Tradeweb Markets recently announced the launch of a new U.S. corporate bond trading platform for institutional investors. Normally, a singular announcement of a new trading platform would not move the needle and warrant a comment; but this development is significant, and there are different perspectives one can take in assessing its impact on the market.

A global titan in the building and operating of electronic marketplaces, Tradeweb has been down this corporate bond road before, with results falling short of its standards. The firm executes $350-plus billion notional and 35,000 individual trades on a daily basis across more than 25 fixed income markets. The cynic might suggest the firm simply is not destined to play a role in the U.S. cash corporate bond market, with its DNA rooted in rates, mortgage-backed, and derivatives markets. I will take a pragmatic view, concluding that the firm is focused on leveraging its resources, strengths, and extensive relationships and is committed to building a credible credit trading franchise over the long-haul. This is a significant development because the firm has an extensive network of proven pre-, at, and post-trade services already embedded in the workflows of more than 2,000 investors and 150 dealers.
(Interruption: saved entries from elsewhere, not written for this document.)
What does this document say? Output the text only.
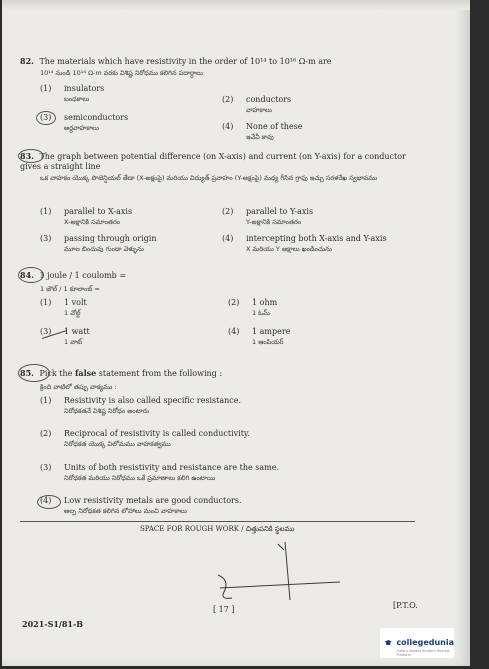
82. The materials which have resistivity in the order of 10¹⁴ to 10¹⁶ Ω-m are
10¹⁴ నుండి 10¹⁶ Ω-m వరకు విశిష్ట నిరోధము కలిగిన పదార్ధాలు
(1) insulators
బంధకాలు	(2) conductors
వాహకాలు
(3) semiconductors
అర్ధవాహకాలు	(4) None of these
ఇవేవీ కావు
83. The graph between potential difference (on X-axis) and current (on Y-axis) for a conductor gives a straight line
ఒక వాహకం యొక్క పొటెన్షియల్ తేడా (X-అక్షంపై) మరియు విద్యుత్ ప్రవాహం (Y-అక్షంపై) మధ్య గీసిన గ్రాఫు ఇచ్చు సరళరేఖ స్వభావము
(1) parallel to X-axis
X-అక్షానికి సమాంతరం
(2) parallel to Y-axis
Y-అక్షానికి సమాంతరం
(3) passing through origin
మూల బిందువు గుండా వెళ్ళును
(4) intercepting both X-axis and Y-axis
X మరియు Y అక్షాలు ఖండించును
84. 1 joule / 1 coulomb =
1 జౌల్ / 1 కూలాంబ్ =
(1) 1 volt
1 వోల్ట్
(2) 1 ohm
1 ఓమ్
(3) 1 watt
1 వాట్
(4) 1 ampere
1 ఆంపియర్
85. Pick the false statement from the following :
క్రింది వాటిలో తప్పు వాక్యము :
(1) Resistivity is also called specific resistance.
నిరోధకతనే విశిష్ట నిరోధం అంటారు
(2) Reciprocal of resistivity is called conductivity.
నిరోధకత యొక్క విలోమము వాహకత్వము
(3) Units of both resistivity and resistance are the same.
నిరోధకత మరియు నిరోధము ఒకే ప్రమాణాలు కలిగి ఉంటాయి
(4) Low resistivity metals are good conductors.
అల్ప నిరోధకత కలిగిన లోహాలు మంచి వాహకాలు
SPACE FOR ROUGH WORK / చిత్తుపనికి స్థలము
[ 17 ]	[P.T.O.
2021-S1/81-B
collegedunia
India's largest Student Review Platform
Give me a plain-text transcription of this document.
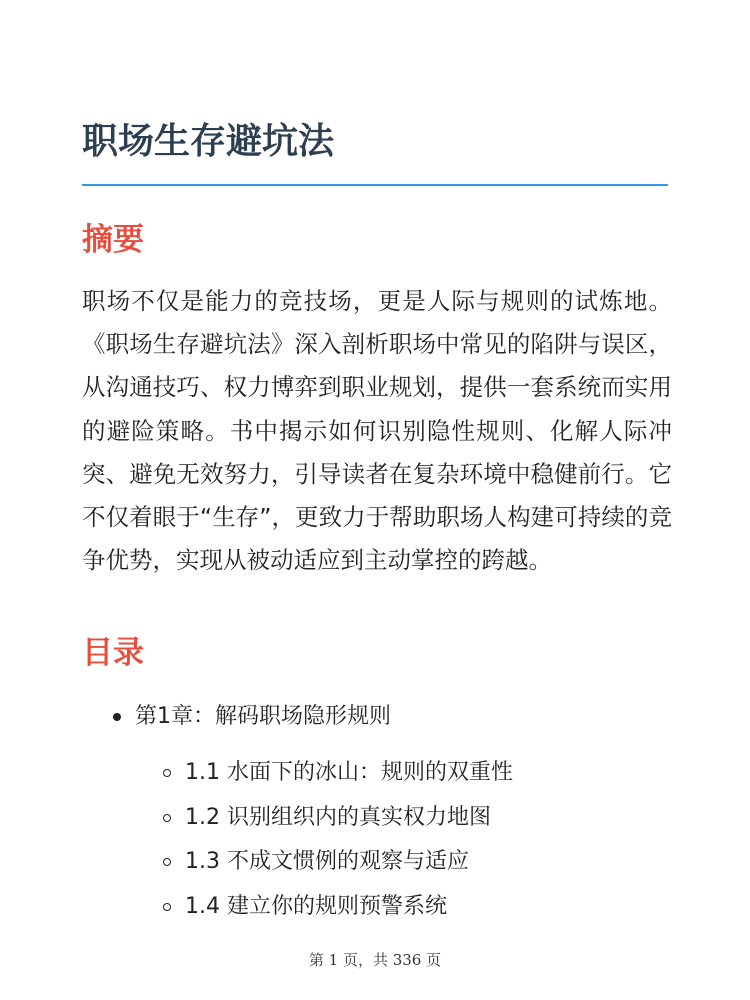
职场生存避坑法
摘要

职场不仅是能力的竞技场，更是人际与规则的试炼地。《职场生存避坑法》深入剖析职场中常见的陷阱与误区，从沟通技巧、权力博弈到职业规划，提供一套系统而实用的避险策略。书中揭示如何识别隐性规则、化解人际冲突、避免无效努力，引导读者在复杂环境中稳健前行。它不仅着眼于“生存”，更致力于帮助职场人构建可持续的竞争优势，实现从被动适应到主动掌控的跨越。

目录
第1章：解码职场隐形规则
1.1 水面下的冰山：规则的双重性
1.2 识别组织内的真实权力地图
1.3 不成文惯例的观察与适应
1.4 建立你的规则预警系统
第 1 页，共 336 页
Tradeweb adds a level of competition that ultimately is healthy for market participants on many levels. First, it validates the thesis that electronic trading is in the early stages of growth. Second, it creates an environment for innovation. Third, it provides consumers (investors and dealers) with choices. And finally, it creates downward pressure on execution costs.
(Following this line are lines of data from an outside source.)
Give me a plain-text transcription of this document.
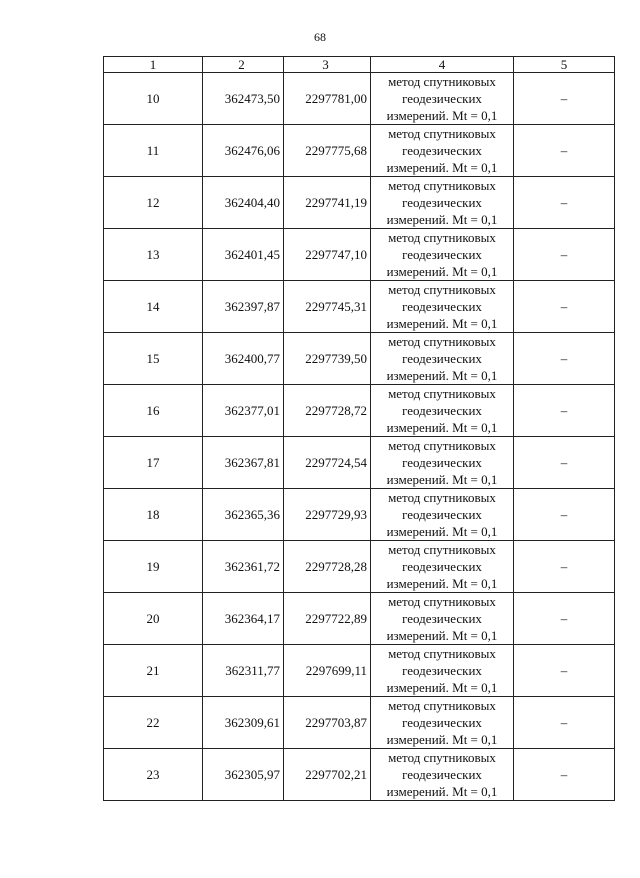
68
1	2	3	4	5
10	362473,50	2297781,00	метод спутниковых
геодезических
измерений. Mt = 0,1	–
11	362476,06	2297775,68	метод спутниковых
геодезических
измерений. Mt = 0,1	–
12	362404,40	2297741,19	метод спутниковых
геодезических
измерений. Mt = 0,1	–
13	362401,45	2297747,10	метод спутниковых
геодезических
измерений. Mt = 0,1	–
14	362397,87	2297745,31	метод спутниковых
геодезических
измерений. Mt = 0,1	–
15	362400,77	2297739,50	метод спутниковых
геодезических
измерений. Mt = 0,1	–
16	362377,01	2297728,72	метод спутниковых
геодезических
измерений. Mt = 0,1	–
17	362367,81	2297724,54	метод спутниковых
геодезических
измерений. Mt = 0,1	–
18	362365,36	2297729,93	метод спутниковых
геодезических
измерений. Mt = 0,1	–
19	362361,72	2297728,28	метод спутниковых
геодезических
измерений. Mt = 0,1	–
20	362364,17	2297722,89	метод спутниковых
геодезических
измерений. Mt = 0,1	–
21	362311,77	2297699,11	метод спутниковых
геодезических
измерений. Mt = 0,1	–
22	362309,61	2297703,87	метод спутниковых
геодезических
измерений. Mt = 0,1	–
23	362305,97	2297702,21	метод спутниковых
геодезических
измерений. Mt = 0,1	–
So a behemoth enters the fray, joining incumbents MarketAxess, Bloomberg, and MTS/ (owned by London Stock Exchange), while others such as Bondcube, Electronifie, ITG, KCG BondPoint, Liquidnet, and TMC Bonds are in the nascent stages of tackling the institutional corporate bond market. Their success will undoubtedly hinge on whether or not they are able to solve a problem. MarketAxess was successful in solving a workflow problem in 2002, when it introduced the list-based e-RFQ. Today, that mechanism dominates the electronic landscape, but it is proving increasingly ineffective at solving the current problem: finding liquidity in off-the-run corporate bond issues (which account for 99% of the market).

The Tradeweb platform brings a new ingredient to the stew: the ability to access streaming, executable prices from a wide array of dealers for round-lots sizes (>$1 million). Critically speaking, it’s unclear how the new protocol factors into the solution for the current liquidity conundrum. Irrespective, the commitment of the firm is unquestioned and the process of arriving at an appropriate solution will be a constructive, albeit iterative process.

Ultimately, solving the liquidity problem may extend well beyond the capabilities of execution venues, as our research indicates structural issues are the root cause of the problem. The market is sitting at a critical inflection point; institutional investors are taking note. Blackrock, the market’s largest asset manager, recently published a piece entitled, Corporate Bond Market Structure: The Time for Reform Is Now, in which it lays out a case for increased interconnectedness, an expanded ecosystem of trading protocols, standardization of corporate bonds, and behavioral changes on the part of market participants. The last of these four points is the one that is most elusive and the most sorely required.